The investigation of Bush-era US interrogation policies that include torture shouldn’t be controversial. Nor should the investigation of the illegal surveillance of Americans. But apparently it is because someone told Scott Shane that it would impair the ability for President Obama to have a positive domestic agenda.
Torture took place in our names. Pretending that it didn’t will not improve our standing in the world. But investigating it and holding those who ordered it to account might actually make a difference. We know the evidence exists. We have to have the courage, as a government and as a people to face our actions.

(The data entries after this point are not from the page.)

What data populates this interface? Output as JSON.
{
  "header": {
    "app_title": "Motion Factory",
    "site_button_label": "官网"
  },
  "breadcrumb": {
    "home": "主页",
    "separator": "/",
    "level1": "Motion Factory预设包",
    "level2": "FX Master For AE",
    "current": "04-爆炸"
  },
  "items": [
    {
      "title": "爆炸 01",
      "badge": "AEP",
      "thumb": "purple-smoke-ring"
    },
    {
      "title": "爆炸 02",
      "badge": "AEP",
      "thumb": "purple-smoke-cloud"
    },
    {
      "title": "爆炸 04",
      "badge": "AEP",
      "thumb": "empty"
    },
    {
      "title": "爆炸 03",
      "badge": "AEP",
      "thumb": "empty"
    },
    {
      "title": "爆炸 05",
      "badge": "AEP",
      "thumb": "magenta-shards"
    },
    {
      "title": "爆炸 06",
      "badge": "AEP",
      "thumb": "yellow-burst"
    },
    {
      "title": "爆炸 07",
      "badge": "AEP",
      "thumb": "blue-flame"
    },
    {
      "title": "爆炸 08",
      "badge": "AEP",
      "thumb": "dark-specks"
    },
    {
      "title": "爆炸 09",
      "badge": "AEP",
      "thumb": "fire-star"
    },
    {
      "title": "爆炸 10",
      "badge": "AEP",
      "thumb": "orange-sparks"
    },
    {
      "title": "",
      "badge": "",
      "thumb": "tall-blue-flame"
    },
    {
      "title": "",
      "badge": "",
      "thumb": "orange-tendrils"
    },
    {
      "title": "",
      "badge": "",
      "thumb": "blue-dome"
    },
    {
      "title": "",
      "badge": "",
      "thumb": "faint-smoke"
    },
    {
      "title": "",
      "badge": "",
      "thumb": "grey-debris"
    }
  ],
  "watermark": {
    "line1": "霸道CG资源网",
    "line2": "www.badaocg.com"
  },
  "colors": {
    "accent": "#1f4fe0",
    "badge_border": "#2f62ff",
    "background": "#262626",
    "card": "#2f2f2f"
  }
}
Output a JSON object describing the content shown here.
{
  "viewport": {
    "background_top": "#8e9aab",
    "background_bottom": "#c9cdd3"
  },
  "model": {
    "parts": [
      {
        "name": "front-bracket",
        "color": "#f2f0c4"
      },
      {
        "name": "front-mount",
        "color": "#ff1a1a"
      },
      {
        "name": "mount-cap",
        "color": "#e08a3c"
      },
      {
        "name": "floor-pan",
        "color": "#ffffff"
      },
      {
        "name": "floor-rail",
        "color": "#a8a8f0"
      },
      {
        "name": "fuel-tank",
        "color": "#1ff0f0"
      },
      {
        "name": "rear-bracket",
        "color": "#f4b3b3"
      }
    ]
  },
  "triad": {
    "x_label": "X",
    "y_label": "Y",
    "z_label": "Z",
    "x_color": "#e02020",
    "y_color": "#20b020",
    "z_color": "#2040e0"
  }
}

Yes, there are major challenges facing us domestically. We need major healthcare reform, labor law reform, education reform, and a coherent energy policy that helps in the fight against global warming. But we are capable of multitasking. We can look forward while correcting the errors of the past. Hell, that’s the whole point of all of these domestic reform initiatives – that things were done poorly or incorrectly in the past, that we have to learn from them, and now do things better. How is the investigation of Bush-era abuses of the rule of law and rules of war any different?
Only people who wish to protect the perpetrators of these illegal actions on torture, surveillance, extraordinary rendition, and data mining will forward the canard that accountability and investigation will stymie the President’s positive domestic agenda. It’s a bogus argument and one that has the potential to make permanent the damage the Bush administration did to America’s standing in the world.